TITLE: On the Power of Affine Policies in Two-stage Adjustable Robust Optimization



Affine policies are widely used as a solution approach in dynamic optimization where computing an optimal adjustable solution is usually intractable. While the worst case

performance of affine policies can be significantly bad, the empirical performance is observed to be near-optimal for a large class of problem instances. For instance, in the two-stage dynamic robust optimization problem with linear covering constraints and uncertain right hand side, the worst-case approximation bound for affine policies is O(√m) that is also tight (see Bertsimas and Goyal [8]), whereas observed empirical performance is near-optimal. This work aims to address this stark-contrast between the worst-case and the empirical performance of affine policies. 

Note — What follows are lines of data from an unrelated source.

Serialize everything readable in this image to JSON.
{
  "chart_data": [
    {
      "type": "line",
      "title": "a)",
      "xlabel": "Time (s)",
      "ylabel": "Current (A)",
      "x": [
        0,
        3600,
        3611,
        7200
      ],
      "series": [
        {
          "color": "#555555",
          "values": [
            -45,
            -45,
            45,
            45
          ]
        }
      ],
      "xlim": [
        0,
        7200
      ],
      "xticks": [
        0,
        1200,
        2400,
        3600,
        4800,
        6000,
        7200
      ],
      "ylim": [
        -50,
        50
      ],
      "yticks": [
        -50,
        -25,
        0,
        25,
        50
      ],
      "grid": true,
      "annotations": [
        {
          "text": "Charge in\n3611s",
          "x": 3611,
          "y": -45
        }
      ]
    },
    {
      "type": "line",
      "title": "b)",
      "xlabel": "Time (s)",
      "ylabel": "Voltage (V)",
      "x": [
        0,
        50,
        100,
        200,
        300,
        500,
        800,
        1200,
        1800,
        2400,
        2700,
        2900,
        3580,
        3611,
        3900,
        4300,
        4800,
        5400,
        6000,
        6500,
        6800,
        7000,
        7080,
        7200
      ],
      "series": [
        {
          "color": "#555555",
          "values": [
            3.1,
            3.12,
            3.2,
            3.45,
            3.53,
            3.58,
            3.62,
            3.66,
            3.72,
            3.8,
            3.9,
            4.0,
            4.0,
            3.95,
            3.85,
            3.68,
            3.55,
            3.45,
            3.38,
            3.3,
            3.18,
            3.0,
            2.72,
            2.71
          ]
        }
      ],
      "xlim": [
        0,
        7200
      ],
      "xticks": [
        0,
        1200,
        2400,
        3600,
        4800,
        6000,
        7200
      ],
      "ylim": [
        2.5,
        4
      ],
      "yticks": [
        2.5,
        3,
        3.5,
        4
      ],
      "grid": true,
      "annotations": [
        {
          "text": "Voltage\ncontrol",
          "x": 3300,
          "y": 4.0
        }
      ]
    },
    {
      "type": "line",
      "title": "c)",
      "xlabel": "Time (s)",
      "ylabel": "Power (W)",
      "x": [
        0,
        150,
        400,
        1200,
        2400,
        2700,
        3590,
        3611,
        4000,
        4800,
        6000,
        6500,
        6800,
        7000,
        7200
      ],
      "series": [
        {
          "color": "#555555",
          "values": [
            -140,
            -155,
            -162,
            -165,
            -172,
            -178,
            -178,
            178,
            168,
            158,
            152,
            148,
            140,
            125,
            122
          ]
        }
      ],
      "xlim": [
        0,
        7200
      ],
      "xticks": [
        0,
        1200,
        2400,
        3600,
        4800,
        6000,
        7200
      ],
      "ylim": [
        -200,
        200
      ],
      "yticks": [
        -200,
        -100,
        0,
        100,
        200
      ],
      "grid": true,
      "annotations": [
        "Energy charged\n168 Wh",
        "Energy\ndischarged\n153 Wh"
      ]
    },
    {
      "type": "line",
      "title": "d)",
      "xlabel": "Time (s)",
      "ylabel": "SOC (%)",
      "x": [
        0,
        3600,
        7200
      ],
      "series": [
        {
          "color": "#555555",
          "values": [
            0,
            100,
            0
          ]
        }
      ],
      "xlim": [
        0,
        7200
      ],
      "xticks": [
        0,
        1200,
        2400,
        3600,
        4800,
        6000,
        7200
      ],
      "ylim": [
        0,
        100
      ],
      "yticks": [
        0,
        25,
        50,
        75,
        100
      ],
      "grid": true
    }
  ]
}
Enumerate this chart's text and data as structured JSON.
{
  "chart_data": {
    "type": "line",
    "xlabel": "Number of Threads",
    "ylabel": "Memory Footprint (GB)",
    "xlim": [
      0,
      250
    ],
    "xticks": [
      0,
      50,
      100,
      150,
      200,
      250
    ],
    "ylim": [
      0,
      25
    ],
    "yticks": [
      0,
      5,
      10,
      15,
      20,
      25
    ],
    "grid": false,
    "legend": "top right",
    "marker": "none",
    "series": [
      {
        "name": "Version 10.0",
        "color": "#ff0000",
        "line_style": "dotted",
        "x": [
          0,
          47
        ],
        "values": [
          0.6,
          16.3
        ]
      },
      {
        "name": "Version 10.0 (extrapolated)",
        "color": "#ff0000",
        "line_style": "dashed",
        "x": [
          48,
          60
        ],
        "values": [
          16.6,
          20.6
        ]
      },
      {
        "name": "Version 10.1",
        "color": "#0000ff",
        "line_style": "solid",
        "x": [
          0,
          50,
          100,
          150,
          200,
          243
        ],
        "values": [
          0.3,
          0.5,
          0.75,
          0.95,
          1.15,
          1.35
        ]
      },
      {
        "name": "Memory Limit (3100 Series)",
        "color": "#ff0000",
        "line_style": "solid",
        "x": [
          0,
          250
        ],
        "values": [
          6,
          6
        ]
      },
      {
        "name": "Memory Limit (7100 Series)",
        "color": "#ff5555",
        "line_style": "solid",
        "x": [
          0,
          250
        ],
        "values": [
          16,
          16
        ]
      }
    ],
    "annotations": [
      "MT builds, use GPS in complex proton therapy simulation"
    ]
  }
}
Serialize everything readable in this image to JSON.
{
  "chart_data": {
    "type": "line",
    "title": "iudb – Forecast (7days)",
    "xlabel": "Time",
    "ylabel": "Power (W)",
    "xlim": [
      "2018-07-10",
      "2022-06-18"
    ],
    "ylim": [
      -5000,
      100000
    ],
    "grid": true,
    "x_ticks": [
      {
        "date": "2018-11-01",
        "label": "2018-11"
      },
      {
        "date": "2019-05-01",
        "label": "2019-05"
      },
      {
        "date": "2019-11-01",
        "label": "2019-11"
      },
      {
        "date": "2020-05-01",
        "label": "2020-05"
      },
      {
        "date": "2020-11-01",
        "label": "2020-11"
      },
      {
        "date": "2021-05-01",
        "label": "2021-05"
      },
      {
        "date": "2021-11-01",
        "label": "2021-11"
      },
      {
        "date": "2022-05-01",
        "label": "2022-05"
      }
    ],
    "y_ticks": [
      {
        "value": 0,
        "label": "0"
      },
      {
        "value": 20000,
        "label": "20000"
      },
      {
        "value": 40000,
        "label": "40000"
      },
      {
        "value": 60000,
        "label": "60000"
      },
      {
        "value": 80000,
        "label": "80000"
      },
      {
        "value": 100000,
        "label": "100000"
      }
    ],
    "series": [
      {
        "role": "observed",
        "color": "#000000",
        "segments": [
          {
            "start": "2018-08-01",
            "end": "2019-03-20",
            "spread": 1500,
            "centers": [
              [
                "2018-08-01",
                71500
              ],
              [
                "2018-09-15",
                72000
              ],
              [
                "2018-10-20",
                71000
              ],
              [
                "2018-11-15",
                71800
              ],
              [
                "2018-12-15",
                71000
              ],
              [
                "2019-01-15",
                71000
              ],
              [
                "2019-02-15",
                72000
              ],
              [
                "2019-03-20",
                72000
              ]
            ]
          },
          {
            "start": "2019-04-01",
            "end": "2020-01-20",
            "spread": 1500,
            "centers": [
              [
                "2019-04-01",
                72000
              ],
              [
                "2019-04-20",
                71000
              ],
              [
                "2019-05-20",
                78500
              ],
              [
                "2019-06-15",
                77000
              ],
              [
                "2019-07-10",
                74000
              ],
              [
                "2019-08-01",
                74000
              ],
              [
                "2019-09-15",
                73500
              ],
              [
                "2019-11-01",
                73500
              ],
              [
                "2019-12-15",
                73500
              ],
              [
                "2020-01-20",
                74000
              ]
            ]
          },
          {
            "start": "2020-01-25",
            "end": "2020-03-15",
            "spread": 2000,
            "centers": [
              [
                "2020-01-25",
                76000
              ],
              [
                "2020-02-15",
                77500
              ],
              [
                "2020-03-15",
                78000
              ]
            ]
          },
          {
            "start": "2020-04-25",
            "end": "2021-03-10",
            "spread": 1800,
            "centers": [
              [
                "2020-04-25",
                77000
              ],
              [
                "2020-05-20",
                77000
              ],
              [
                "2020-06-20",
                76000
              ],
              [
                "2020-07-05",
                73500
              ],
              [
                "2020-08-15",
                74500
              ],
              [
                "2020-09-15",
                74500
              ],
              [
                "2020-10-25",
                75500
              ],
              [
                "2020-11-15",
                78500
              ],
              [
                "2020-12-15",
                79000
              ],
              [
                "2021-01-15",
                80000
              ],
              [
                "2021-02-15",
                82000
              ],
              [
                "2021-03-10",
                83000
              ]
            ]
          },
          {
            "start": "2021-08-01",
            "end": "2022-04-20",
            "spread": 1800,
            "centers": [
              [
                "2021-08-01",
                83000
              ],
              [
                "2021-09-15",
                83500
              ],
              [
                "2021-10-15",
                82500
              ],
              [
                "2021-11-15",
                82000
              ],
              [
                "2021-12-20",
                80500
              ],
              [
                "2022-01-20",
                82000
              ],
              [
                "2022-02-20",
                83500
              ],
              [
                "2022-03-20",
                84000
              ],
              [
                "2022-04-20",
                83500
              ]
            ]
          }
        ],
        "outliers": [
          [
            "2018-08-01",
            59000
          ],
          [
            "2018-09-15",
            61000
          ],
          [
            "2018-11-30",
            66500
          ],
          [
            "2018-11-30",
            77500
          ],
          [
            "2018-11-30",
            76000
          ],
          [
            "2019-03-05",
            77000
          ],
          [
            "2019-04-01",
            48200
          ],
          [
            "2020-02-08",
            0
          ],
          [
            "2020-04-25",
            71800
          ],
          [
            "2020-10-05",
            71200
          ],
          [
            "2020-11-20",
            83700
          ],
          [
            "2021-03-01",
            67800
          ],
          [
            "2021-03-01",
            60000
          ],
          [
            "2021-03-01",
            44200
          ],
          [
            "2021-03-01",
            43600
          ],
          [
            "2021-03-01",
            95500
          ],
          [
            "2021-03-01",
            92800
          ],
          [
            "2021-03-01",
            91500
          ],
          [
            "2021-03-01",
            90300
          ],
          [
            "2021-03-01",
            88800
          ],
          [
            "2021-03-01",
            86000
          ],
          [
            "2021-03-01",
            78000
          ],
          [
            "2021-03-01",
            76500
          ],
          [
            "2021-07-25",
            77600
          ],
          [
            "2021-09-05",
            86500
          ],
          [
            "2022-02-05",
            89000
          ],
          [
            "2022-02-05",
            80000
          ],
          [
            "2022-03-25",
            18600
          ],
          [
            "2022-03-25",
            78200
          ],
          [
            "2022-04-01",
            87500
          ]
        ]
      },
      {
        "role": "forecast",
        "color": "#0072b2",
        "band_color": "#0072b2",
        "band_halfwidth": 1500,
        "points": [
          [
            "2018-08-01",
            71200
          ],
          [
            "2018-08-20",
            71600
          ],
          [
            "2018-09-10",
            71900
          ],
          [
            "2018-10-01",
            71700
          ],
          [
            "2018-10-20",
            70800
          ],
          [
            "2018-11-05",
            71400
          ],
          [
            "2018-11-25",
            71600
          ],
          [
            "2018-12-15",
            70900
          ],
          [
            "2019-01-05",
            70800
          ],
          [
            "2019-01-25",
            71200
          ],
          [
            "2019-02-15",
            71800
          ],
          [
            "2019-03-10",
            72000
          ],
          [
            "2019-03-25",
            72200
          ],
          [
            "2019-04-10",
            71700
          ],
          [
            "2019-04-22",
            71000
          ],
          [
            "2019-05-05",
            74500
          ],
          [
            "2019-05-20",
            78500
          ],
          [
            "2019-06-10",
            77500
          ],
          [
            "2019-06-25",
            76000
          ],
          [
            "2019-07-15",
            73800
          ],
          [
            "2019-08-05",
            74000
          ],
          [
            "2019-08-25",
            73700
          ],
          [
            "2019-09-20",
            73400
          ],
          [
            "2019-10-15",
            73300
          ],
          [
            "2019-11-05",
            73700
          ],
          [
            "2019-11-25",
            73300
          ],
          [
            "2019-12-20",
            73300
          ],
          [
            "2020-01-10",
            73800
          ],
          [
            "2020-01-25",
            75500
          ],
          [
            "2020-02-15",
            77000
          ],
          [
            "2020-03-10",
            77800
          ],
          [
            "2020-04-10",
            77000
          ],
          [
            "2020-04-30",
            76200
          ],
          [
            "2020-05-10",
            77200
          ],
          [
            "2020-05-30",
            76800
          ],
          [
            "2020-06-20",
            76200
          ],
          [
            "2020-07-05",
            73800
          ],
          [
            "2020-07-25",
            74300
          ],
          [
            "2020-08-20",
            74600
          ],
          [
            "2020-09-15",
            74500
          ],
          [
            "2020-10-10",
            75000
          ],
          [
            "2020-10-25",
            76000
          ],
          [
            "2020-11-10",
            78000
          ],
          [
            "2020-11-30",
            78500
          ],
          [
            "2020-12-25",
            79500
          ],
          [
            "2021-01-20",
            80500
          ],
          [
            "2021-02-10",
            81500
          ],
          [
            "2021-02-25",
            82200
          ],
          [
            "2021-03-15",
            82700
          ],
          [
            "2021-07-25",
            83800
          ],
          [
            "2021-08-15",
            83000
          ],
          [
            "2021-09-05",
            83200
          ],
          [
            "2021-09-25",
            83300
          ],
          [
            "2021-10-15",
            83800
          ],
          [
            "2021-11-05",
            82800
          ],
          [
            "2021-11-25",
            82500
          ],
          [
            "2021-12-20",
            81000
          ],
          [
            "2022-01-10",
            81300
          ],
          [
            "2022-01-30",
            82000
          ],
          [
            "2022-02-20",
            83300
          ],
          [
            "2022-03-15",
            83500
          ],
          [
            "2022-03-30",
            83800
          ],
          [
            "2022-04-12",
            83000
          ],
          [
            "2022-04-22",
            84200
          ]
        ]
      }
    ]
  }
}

We show that affine policies are provably a good approximation for the two-stage adjustable robust optimization problem with high probability on random instances

where the constraint coefficients are generated i.i.d. from a large class of distributions; thereby, providing a theoretical justification of the observed empirical performance. We also consider the performance of affine policies for an important class of uncertainty sets, namely the budget of uncertainty and intersection of budget of uncertainty sets. We show that surprisingly affine policies provide nearly the best possible approximation for this class of uncertainty sets that matches the hardness of approximation; further confirming the power of affine policies.


This talk is based is joint work with my student Omar El Housni.


BIO: Vineet Goyal is Associate Professor in the Industrial Engineering and Operations Research Department at Columbia University where he joined in 2010. He received his Bachelor's degree in Computer Science from Indian Institute of Technology, Delhi in 2003 and his Ph.D. in Algorithms, Combinatorics and Optimization (ACO) from Carnegie Mellon University in 2008. Before coming to Columbia, he spent two years as a Postdoctoral Associate at the Operations Research Center at MIT. He is interested in the design of efficient and robust data-driven algorithms for large scale dynamic optimization problems with applications in  revenue management and smart grid problems. His research has been continually supported by grants from NSF and industry including NSF CAREER Award in 2014 and faculty research awards from Google, IBM and Adobe.